Living with Chronic Pain
Neuropathic Pain and Sleep
Source: National Center for Biotechnology Information: U.S. National Library of Medicine: National Institutes of Health, Cleveland Clinic, Everyday Health, Mayo Clinic
56 people found this helpfulPrint
Neuropathic pain, or nerve pain, often worsens at night and disrupts sleep. Neuropathy symptoms, such as tingling and burning pain, make it difficult to fall asleep or stay asleep. This is especially true when pain is felt in the feet or legs.
Why is neuropathic pain worse at night?
Several factors may play a role in neuropathic pain increasing at night, including lack of distraction, temperature changes, and timing of medications.
- Lack of distraction
During the day, the mind is often focused on work, family responsibilities, or hobbies. These activities distract the brain from focusing solely on pain, reducing pain perception. However, as the mind and body prepare for sleep, distractions are limited, which can heighten the perception of pain.
- Temperature changes
Temperature changes may also play a part in heightened neuropathic pain. Body temperature naturally decreases at night. Also, some people set the thermostat at a lower temperature in the bedroom. Damaged nerves may interpret these temperature changes as neuropathic pain or tingling.
- Timing of medications
Pain medications may not last through the night, causing early awakening and trouble falling back asleep. This is especially true for immediate-release medications.
Tips to improve sleep when dealing with neuropathic pain
Some tips to improve sleep and reduce neuropathic pain include the following:
- If neuropathic pain includes hypersensitivity, remove or adjust bedsheets and blankets so they do not touch the legs and feet.
- Speak with a physician or pharmacist about changing the timing, dosage, or type of pain medication to improve sleep quality. Certain medications, such as the anticonvulsants gabapentin and pregabalin, can be effective at both reducing pain and improving sleep.
- Stress-relieving activities, such as meditation and deep breathing exercises, can help calm the mind and body before sleep. Since stress can amplify pain, lowering overall stress levels is beneficial.

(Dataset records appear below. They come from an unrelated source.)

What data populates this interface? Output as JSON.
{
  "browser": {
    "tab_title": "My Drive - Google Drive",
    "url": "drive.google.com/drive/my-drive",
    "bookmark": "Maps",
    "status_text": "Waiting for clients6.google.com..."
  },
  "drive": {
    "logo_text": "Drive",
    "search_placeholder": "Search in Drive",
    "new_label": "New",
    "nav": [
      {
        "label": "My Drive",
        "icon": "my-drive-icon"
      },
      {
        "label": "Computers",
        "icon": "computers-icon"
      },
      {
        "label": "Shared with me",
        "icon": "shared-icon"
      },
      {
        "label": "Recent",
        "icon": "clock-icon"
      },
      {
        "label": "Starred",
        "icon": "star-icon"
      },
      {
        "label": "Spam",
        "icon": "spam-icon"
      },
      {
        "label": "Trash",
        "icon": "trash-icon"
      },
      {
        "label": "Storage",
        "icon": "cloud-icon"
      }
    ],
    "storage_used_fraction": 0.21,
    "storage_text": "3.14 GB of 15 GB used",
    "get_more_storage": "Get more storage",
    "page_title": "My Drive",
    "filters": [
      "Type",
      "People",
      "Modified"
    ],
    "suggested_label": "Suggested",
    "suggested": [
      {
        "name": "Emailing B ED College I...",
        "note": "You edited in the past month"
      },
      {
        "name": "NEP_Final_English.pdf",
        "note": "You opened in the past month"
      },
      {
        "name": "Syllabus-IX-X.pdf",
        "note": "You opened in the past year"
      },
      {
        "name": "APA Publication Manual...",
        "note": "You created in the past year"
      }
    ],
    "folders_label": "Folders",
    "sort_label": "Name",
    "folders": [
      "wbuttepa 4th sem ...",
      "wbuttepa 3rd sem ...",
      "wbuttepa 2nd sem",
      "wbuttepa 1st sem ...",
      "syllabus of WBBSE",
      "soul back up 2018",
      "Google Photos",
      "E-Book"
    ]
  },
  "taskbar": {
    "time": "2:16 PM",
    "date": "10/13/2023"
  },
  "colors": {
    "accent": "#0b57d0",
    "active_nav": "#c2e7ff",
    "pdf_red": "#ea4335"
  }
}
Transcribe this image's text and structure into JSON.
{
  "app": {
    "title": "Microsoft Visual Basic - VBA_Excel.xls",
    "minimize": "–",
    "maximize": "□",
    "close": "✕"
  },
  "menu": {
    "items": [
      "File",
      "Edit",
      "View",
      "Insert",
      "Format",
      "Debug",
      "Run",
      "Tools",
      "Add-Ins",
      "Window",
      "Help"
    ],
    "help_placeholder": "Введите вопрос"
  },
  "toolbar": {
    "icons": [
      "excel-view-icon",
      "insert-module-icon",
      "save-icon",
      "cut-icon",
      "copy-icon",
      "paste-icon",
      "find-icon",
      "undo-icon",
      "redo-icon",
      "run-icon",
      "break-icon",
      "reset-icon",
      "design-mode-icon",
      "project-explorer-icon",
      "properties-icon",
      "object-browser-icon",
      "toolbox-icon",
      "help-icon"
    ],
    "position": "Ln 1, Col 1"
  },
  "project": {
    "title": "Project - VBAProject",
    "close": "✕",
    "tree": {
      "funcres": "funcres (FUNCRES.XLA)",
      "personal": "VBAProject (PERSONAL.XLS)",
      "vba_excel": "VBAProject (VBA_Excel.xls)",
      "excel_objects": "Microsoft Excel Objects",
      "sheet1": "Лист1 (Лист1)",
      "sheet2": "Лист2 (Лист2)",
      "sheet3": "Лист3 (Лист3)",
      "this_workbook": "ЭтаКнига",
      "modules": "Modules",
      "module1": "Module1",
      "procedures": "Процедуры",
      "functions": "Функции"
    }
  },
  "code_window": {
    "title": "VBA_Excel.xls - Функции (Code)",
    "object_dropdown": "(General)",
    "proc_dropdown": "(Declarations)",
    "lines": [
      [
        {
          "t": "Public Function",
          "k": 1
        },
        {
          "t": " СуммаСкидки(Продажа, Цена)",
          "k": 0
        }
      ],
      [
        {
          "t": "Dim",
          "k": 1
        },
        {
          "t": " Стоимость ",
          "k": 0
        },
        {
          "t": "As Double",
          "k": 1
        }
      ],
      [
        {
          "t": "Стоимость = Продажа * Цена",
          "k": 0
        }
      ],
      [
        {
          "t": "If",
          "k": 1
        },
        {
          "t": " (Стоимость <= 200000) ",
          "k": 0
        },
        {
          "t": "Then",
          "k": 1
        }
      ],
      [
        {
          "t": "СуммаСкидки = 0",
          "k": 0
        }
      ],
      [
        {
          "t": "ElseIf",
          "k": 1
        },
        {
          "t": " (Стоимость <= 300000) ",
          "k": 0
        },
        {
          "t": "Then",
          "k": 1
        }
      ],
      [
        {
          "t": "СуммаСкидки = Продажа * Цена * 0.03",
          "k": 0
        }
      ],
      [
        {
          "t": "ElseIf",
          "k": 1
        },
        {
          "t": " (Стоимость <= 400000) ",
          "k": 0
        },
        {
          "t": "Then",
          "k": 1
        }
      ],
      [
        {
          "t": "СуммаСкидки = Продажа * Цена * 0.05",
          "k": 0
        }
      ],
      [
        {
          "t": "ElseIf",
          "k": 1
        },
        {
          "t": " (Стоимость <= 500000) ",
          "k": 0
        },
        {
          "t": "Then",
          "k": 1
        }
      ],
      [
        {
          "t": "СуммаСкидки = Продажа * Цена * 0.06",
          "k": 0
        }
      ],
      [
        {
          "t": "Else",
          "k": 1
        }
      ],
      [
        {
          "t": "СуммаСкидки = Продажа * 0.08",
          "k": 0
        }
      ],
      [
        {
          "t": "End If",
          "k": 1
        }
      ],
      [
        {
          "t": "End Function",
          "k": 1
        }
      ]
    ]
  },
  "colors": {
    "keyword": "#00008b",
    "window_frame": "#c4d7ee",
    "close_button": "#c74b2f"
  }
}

- Cognitive behavioral therapy (CBT) is a safe and effective treatment to address sleep issues, including sleep issues associated with neuropathic pain. CBT involves identifying thoughts and behaviors that prevent restful sleep and replacing them with thoughts and behaviors that promote quality sleep.
- Practice good sleep hygiene. This includes going to bed and waking up at the same time each day, eliminating screen time a few hours before going to bed, and making sure the bedroom is dark and quiet.